Poetry / Adriana X. Jacobs
:: Deformation ::
A mother falls through a bed of chalk flowers, pulling her child behind her. A store crumbles, spilling votives into the street. The rats pour out of a manhole cover, shedding future plagues. And after they clear, a mailbox tips over. The polaroid of the family cat falls into the void (they will find him in a thousand years). The glossy beetles slide off their pins and take flight. Someone painted “everything will be ok” on the bridge. This is how it will be when it is over. The morning news and missing faces stitched together. While the wires hold together. Branches covered with the luggage of layovers. The restaurant laid out for missed reservations. And under the sink, poached chicken in duck fat waiting to be served. There will be no theory for the shells in the child’s pocket. For the threads of neon green and yellow, stems of flowers stripped from the pavement, migrating into the lower strata, and staying there, like a tear on a chin. One of the els collides with the legs of a cockroach to form an ancient language. The legs of the k will keep on going, like one of those half bodies still walking ahead.
From the writer
:: Account ::
“Deformation” comes from a poetry book manuscript I have been working on that is inspired by video games like The Last of Us, Plague Tale: Requiem, and Death Stranding. Both the book and this poem imagine a leftover world carefully explored and picked over by those who remain. A few months into the Covid-19 pandemic, I read an article about the closure of restaurants in New York City and the future of the food industry. The line that stood out for me concerned the preservation of par-cooked chicken in duck fat. The chef wasn’t sure that this would work, so I took this as an opportunity to try a different method and poach the chicken instead. I imagined someone stumbling into the restaurant kitchen decades from now. Maybe they would be hiding or returning to a place full of good memories of another time. They would find air-tight bags of chicken encased in duck fat and maybe have the best meal of their life. Or the rats would get to it first. This image became the kernel of “Deformation,” which approaches crisis as a seismic event, rearranging memories, routines, language. But in most of my poems, this process is never completed; rather, I am interested in the space and time between breakdown and repair, the state of being in crisis, at the edge of greed and vulnerability, generosity and violence.
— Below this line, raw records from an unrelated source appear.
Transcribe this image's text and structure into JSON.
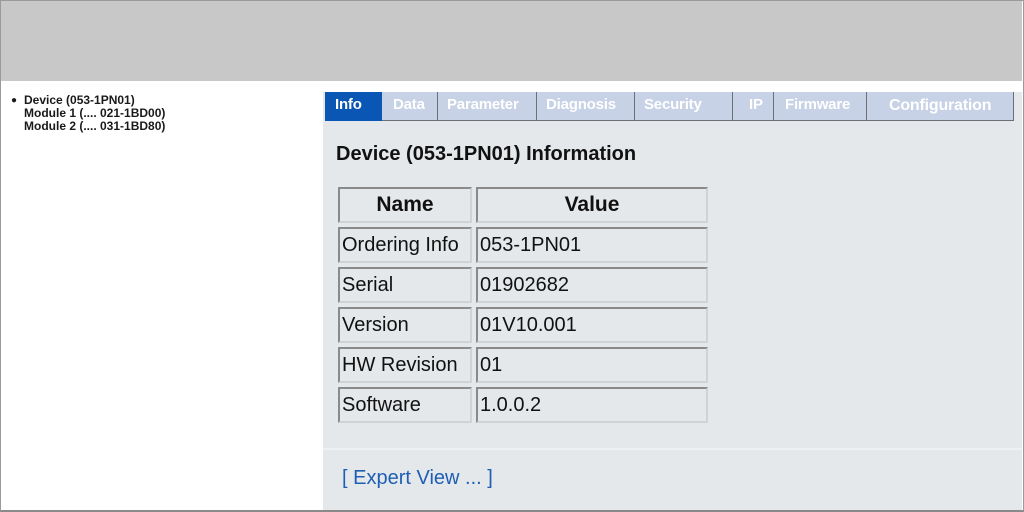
{
  "sidebar": {
    "items": [
      {
        "label": "Device (053-1PN01)",
        "selected": true
      },
      {
        "label": "Module 1 (.... 021-1BD00)",
        "selected": false
      },
      {
        "label": "Module 2 (.... 031-1BD80)",
        "selected": false
      }
    ]
  },
  "tabs": [
    {
      "label": "Info",
      "active": true
    },
    {
      "label": "Data",
      "active": false
    },
    {
      "label": "Parameter",
      "active": false
    },
    {
      "label": "Diagnosis",
      "active": false
    },
    {
      "label": "Security",
      "active": false
    },
    {
      "label": "IP",
      "active": false
    },
    {
      "label": "Firmware",
      "active": false
    },
    {
      "label": "Configuration",
      "active": false
    }
  ],
  "main": {
    "title": "Device (053-1PN01) Information",
    "table": {
      "headers": [
        "Name",
        "Value"
      ],
      "rows": [
        [
          "Ordering Info",
          "053-1PN01"
        ],
        [
          "Serial",
          "01902682"
        ],
        [
          "Version",
          "01V10.001"
        ],
        [
          "HW Revision",
          "01"
        ],
        [
          "Software",
          "1.0.0.2"
        ]
      ]
    },
    "expert_link": "[ Expert View ... ]"
  },
  "colors": {
    "header_bg": "#c8c8c8",
    "active_tab": "#0a56b4",
    "inactive_tab": "#c7d2e6",
    "content_bg": "#e4e8eb",
    "link": "#1e5fb4"
  }
}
Adriana X. Jacobs is a poet, scholar, and translator based in Oxford, England and Brooklyn, NY. Her poems have appeared recently in Blackbox Manifold, Asoophit, Place de la Sorbonne, Poetry Dispatch, and Tupelo Quarterly. Her translations from Hebrew include Vaan Nguyen’s The Truffle Eye (Zephyr Press), winner of the 2022 Harold Morton Landon Translation Award, and Merav Givoni Hrushovski’s End— (Carrion Bloom Books, 2023). She is the author of the poetry zine Afterlife is Sweet (rinky dink press) and the chapbook The Turning (forthcoming, Dancing Girl Press). She teaches Hebrew and comparative literature at the University of Oxford.